Select “Collection” in the left pane of the editor. Set the folder that the files will be delivered into, as well as the wildcard naming in the Files field as shown below.
Select “Variable Mappings” in the left pane of the editor.
Click the dropdown for variables and select the variable you created earlier.
The Index field should be set to the default of “
Click OK.
Drag the Data Flow Task that the wizard created into the container. For each file the container finds, it will process whatever is inside.
So that you don’t process the same file over and over, it is a good idea to move the file to a processed area. Go get a File System Task from the Toolbox and put it in the container also. Connect the DataFlow to the FileSystemTask.

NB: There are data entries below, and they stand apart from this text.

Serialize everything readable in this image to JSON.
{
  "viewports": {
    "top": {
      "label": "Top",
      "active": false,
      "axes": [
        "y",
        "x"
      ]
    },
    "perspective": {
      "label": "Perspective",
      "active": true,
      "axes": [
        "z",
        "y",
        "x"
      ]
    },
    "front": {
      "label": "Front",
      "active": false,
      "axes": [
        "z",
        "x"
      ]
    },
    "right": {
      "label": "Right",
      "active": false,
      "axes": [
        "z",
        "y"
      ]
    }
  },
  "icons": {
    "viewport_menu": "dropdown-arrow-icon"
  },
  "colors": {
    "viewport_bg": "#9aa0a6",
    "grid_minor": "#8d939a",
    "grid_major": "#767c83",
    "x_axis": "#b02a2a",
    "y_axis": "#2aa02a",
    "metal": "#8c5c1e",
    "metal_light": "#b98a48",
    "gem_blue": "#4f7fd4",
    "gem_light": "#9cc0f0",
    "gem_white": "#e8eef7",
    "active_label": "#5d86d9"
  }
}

Set the operation to “Move file”.
Set the “Source Connection” to be variable and select the Variable we defined in the “Source Variable” using the drop down.
Set the “Destination Connection” to not be variable as the files will all go to the same location.
Click the drop down for Destination Connection and select <New connection>
Select “Existing folder” from the File connection Manager Editor that pops up and assign the proper folder. This can be something like a “Processed” folder right under the directory you are reading from.
The File System Task will still have an error at this point because it really doesn’t know the name of the input file. It won’t know the name until runtime. To get rid of this error, right click the File System Task and select properties. Set the DelayValidation variable to True.
At this point the Foreach Loop Container will grab however many files are residing in our source directory with the right file pattern and perform all the logic inside the container. However, we have the dataflow task still hard coded to the one source file that we selected while using the wizard. We must assign the InputFile variable to the source connection.
Right click the SourceConnectionFlatFile in the Connection Manager and select properties.
Notice that the ConnectionString has the hard coded value we chose earlier. This is overridden by using Expressions. Click the ellipsis next to Expressions. Use the Property dropdown and select ConnectionString as shown below.
Click the ellipsis next to the Expression box. Expand the Variables and drag your InputFile variable into the Expression windows. Select OK twice.
Your SouceConnectionFlatFile properties should look like this now if you click the plus sign to the left of the Expressions property.
That’s it. Run the container and you will see it cycle through each file performing the DataFlow and the FileSystem move file operation. After it finishes, the table should have all the data and the files will have been moved from the source directory to the processed directory!